Like the bloodied man Saber and Triton half carried between them.

“Lay the passenger seat back,” Saber commanded. “As far as it will go.”

I reclined the seat then scooted out of the way to watch the guys load Cosmil in the car. Saber buckled him in and slammed the door.

“Okay,” he said, grabbing my hand. “Triton gave me directions, but keep your phone on in case I need to check them.”

“I will.”

He gave me a peck on the cheek and sprinted around to the driver’s door.

“We’re right behind you,” Triton called as Saber got in the car.

I watched Saber peel out, then Triton nudged me. “Move, Cesca. Help me lock up.”

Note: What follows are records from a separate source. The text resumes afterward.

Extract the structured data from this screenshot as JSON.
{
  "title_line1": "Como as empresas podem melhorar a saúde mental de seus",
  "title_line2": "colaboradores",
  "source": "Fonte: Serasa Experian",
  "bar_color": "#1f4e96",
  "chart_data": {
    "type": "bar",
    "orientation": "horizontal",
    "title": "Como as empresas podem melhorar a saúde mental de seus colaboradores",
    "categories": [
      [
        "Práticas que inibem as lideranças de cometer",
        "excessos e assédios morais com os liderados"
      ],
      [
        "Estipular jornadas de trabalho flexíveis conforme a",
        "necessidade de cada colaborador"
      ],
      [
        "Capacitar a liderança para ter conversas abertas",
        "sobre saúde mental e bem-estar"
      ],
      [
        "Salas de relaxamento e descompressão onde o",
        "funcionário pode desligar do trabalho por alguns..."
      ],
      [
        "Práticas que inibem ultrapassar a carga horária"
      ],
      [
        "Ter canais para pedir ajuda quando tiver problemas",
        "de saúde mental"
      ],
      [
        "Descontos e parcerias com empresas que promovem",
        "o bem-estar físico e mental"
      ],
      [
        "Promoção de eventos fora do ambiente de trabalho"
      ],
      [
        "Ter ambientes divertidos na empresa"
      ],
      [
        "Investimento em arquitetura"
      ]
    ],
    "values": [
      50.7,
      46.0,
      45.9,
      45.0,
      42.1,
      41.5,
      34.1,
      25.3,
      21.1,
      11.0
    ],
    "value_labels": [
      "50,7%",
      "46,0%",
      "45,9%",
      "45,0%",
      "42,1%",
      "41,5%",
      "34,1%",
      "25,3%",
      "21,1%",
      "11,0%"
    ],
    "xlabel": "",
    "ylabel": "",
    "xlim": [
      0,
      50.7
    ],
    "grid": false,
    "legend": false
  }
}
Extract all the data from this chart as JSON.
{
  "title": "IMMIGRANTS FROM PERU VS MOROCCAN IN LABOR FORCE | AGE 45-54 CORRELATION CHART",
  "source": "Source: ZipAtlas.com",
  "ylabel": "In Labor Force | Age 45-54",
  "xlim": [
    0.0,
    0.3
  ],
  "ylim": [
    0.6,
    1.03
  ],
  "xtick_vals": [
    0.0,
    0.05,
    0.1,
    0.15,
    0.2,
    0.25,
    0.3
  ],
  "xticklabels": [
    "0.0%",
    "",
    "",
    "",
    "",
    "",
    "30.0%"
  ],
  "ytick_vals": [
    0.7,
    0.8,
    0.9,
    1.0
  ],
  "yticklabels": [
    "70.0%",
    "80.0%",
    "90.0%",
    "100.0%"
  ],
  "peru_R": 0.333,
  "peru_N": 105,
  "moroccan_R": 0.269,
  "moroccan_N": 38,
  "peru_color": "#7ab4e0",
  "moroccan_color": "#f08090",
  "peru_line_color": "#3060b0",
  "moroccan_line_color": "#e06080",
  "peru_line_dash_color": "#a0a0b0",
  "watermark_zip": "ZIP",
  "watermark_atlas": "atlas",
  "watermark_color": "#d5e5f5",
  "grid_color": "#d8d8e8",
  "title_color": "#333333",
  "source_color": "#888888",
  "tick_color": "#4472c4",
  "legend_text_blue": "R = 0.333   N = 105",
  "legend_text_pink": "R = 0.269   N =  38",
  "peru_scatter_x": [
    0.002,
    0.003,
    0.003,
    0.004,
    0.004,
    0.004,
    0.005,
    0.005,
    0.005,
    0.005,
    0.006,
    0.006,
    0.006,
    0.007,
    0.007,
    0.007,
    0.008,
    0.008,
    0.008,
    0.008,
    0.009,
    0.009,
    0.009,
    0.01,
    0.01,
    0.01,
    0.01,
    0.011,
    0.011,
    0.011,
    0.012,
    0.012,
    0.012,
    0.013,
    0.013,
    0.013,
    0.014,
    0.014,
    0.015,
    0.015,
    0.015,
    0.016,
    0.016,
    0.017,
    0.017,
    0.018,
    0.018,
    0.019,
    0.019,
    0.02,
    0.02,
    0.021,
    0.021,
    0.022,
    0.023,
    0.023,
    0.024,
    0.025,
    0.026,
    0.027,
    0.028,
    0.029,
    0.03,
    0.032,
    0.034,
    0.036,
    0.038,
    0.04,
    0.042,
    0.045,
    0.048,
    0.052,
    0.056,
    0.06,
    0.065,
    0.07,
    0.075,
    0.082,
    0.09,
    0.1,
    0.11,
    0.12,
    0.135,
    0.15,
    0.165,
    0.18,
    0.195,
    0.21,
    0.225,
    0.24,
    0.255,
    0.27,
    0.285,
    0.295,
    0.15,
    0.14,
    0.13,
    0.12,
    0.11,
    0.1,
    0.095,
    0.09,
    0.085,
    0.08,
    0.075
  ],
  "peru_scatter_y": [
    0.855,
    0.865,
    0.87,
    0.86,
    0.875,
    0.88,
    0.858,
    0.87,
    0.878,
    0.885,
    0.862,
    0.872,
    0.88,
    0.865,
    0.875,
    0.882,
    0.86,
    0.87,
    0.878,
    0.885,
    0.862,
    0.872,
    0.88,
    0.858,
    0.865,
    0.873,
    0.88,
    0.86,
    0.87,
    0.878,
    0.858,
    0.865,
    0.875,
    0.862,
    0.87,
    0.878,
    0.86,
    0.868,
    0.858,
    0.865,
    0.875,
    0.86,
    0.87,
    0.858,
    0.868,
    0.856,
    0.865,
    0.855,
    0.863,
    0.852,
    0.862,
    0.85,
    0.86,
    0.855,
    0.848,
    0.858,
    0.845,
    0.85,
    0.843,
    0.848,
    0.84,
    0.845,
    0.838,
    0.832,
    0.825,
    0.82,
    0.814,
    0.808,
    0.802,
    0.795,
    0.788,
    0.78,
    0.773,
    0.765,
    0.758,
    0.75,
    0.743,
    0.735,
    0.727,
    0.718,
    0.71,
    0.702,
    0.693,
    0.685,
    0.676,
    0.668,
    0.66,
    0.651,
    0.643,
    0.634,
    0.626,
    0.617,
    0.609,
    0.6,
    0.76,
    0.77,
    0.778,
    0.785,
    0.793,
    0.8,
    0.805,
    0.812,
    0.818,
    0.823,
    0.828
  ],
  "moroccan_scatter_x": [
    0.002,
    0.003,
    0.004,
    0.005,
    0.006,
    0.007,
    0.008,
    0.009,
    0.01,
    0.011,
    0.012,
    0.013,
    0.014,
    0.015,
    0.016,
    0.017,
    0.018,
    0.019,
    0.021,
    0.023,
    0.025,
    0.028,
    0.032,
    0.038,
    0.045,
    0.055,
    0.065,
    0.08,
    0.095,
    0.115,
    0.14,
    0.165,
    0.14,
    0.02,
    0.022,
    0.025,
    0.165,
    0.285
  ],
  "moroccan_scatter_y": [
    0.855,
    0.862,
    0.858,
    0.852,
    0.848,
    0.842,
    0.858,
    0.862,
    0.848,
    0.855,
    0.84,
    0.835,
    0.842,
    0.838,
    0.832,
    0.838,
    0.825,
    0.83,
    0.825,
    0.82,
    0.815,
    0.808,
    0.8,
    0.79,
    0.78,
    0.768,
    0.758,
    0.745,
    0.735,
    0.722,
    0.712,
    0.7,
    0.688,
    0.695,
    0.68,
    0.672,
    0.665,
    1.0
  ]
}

We sped back inside, down a hall, and through to the shop proper. I followed Triton’s instruction to flip the dead bolt on the main door, and he set the security alarm mounted near his desk. His movements were quick and efficient, just the way I remembered from watching him cast fishing nets centuries ago, but I caught the fine tremor of tension in his hands and the worry in his eyes.

When we exited in the back, Triton bounded up the wooden exterior stairway I assumed led to his apartment. I trailed after him but waited on the small, east-facing deck filled with potted plants while he ducked inside. Seconds later, he emerged with a gray duffel bag.

“Just a few more things to get,” he said as he locked up.

He strode to a monster-sized wood fern in a glazed yellow pot at the left corner of the deck and thrust his hand in the middle of it, ignoring the tiny sparks that fizzled on the fronds.

“Catch.”

Good thing for vampire reflexes, because he tossed a missile at me. When I looked at the object in my stinging hand, I saw the amulet. Immediately, the hexagon-shaped crystal, shot with silver and gold lines and framed in copper, pulsed in my palm, warm and steady as a heartbeat.

“Tell me you don’t leave this out in the open where anyone could take it.”

“The fern hides it,” he said as he crossed to the same fern in a matching pot in the right corner of the deck. “Plus Cos has warded the whole place against theft.”

“Then why the alarm system for the shop?”